Monitoring the effect of first-line treatment in RAS/RAF mutated metastatic colorectal cancer by serial analysis of tumor specific DNA in plasma.

Abstract

3593 Background: Personalized medicine calls for an early indicator of treatment failure. Circulating tumor DNA (ctDNA) is a promising marker in this setting and our prospective study explored the association between disease control and change of ctDNA during first line chemotherapy in patients with RAS/RAF mutated metastatic colorectal cancer (mCRC). Methods: The present study included 138 mCRC patients receiving standard first line combination chemotherapy. In patients with a RAS/RAF mutated tumor the same mutation was quantified in the plasma using droplet digital PCR (ddPCR). The fractional abundance of ctDNA (ctDNA level) was assessed in plasma before treatment start and at every treatment cycle until radiologically defined progressive disease (PD). Results: RAS/RAF mutations were detected in the plasma from 77 patients (94% of patients with a tumor mutation). Twenty patients progressed on treatment and 57 stopped treatment without progression. The presence of a RAS/RAF mutation in plasma correlated to overall survival (OS) with a median of 24.2 months for patients with a wild-type tumor compared to 12.7 months for patients with a mution in plasma.

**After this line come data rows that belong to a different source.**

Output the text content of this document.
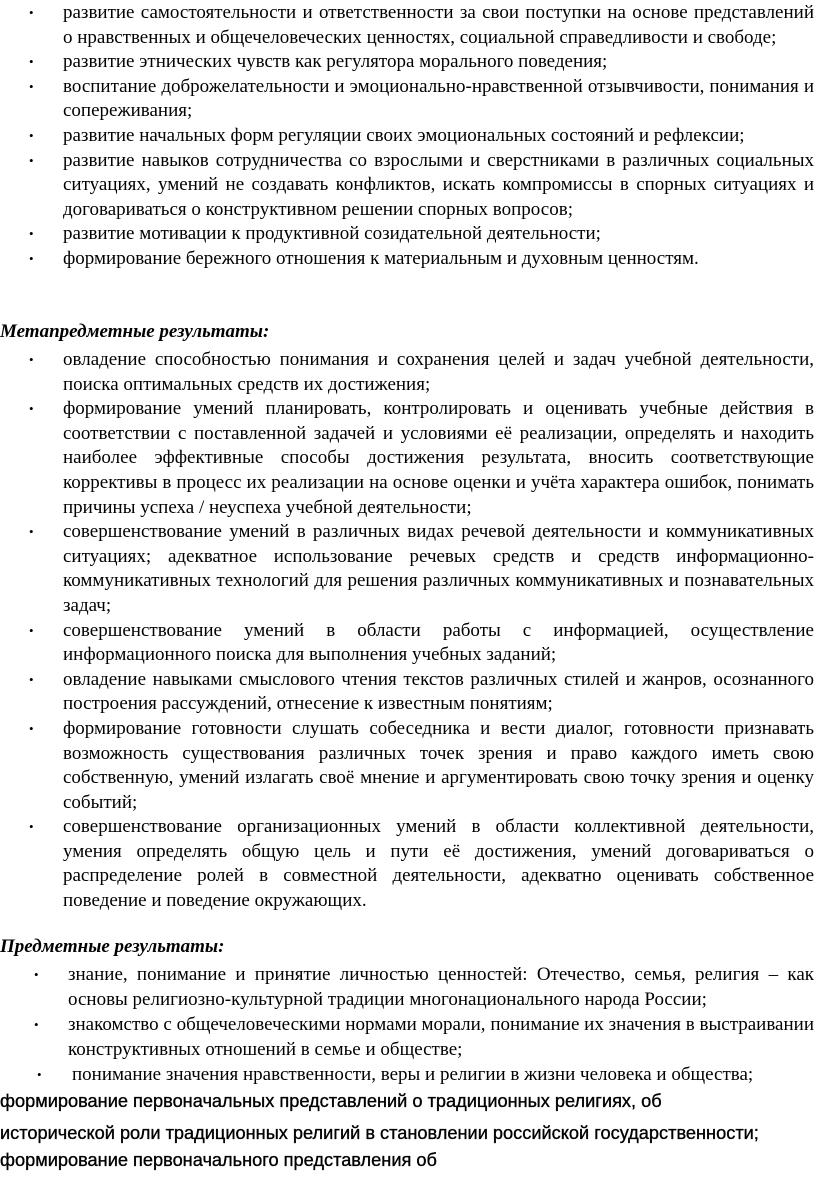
• развитие самостоятельности и ответственности за свои поступки на основе представлений о нравственных и общечеловеческих ценностях, социальной справедливости и свободе;
• развитие этнических чувств как регулятора морального поведения;
• воспитание доброжелательности и эмоционально-нравственной отзывчивости, понимания и сопереживания;
• развитие начальных форм регуляции своих эмоциональных состояний и рефлексии;
• развитие навыков сотрудничества со взрослыми и сверстниками в различных социальных ситуациях, умений не создавать конфликтов, искать компромиссы в спорных ситуациях и договариваться о конструктивном решении спорных вопросов;
• развитие мотивации к продуктивной созидательной деятельности;
• формирование бережного отношения к материальным и духовным ценностям.

Метапредметные результаты:

• овладение способностью понимания и сохранения целей и задач учебной деятельности, поиска оптимальных средств их достижения;
• формирование умений планировать, контролировать и оценивать учебные действия в соответствии с поставленной задачей и условиями её реализации, определять и находить наиболее эффективные способы достижения результата, вносить соответствующие коррективы в процесс их реализации на основе оценки и учёта характера ошибок, понимать причины успеха / неуспеха учебной деятельности;
• совершенствование умений в различных видах речевой деятельности и коммуникативных ситуациях; адекватное использование речевых средств и средств информационно-коммуникативных технологий для решения различных коммуникативных и познавательных задач;
• совершенствование умений в области работы с информацией, осуществление информационного поиска для выполнения учебных заданий;
• овладение навыками смыслового чтения текстов различных стилей и жанров, осознанного построения рассуждений, отнесение к известным понятиям;
• формирование готовности слушать собеседника и вести диалог, готовности признавать возможность существования различных точек зрения и право каждого иметь свою собственную, умений излагать своё мнение и аргументировать свою точку зрения и оценку событий;
• совершенствование организационных умений в области коллективной деятельности, умения определять общую цель и пути её достижения, умений договариваться о распределение ролей в совместной деятельности, адекватно оценивать собственное поведение и поведение окружающих.

Предметные результаты:

• знание, понимание и принятие личностью ценностей: Отечество, семья, религия – как основы религиозно-культурной традиции многонационального народа России;
• знакомство с общечеловеческими нормами морали, понимание их значения в выстраивании конструктивных отношений в семье и обществе;
• понимание значения нравственности, веры и религии в жизни человека и общества;

формирование первоначальных представлений о традиционных религиях, об

исторической роли традиционных религий в становлении российской государственности;

формирование первоначального представления об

A substantial increase in ctDNA level was highly associated with progression on treatment (risk ratio = 4.58, 95%CI = 1.99-10.51, p < 0.0001). Furthermore, with a stable ctDNA level the chance of non-progression was 88.2% (range 76.1-95.6%). The first substantial increase in ctDNA level occurred at a median of 51 days (range 14-133 days) before radiologically confirmed PD. Conclusions: The results indicate that ctDNA level may be predictive of treatment effect in patients with mCRC. An increase was observed to correlate with high risk of progression with a relevant lead time, whereas an unchanging ctDNA level related to stable disease.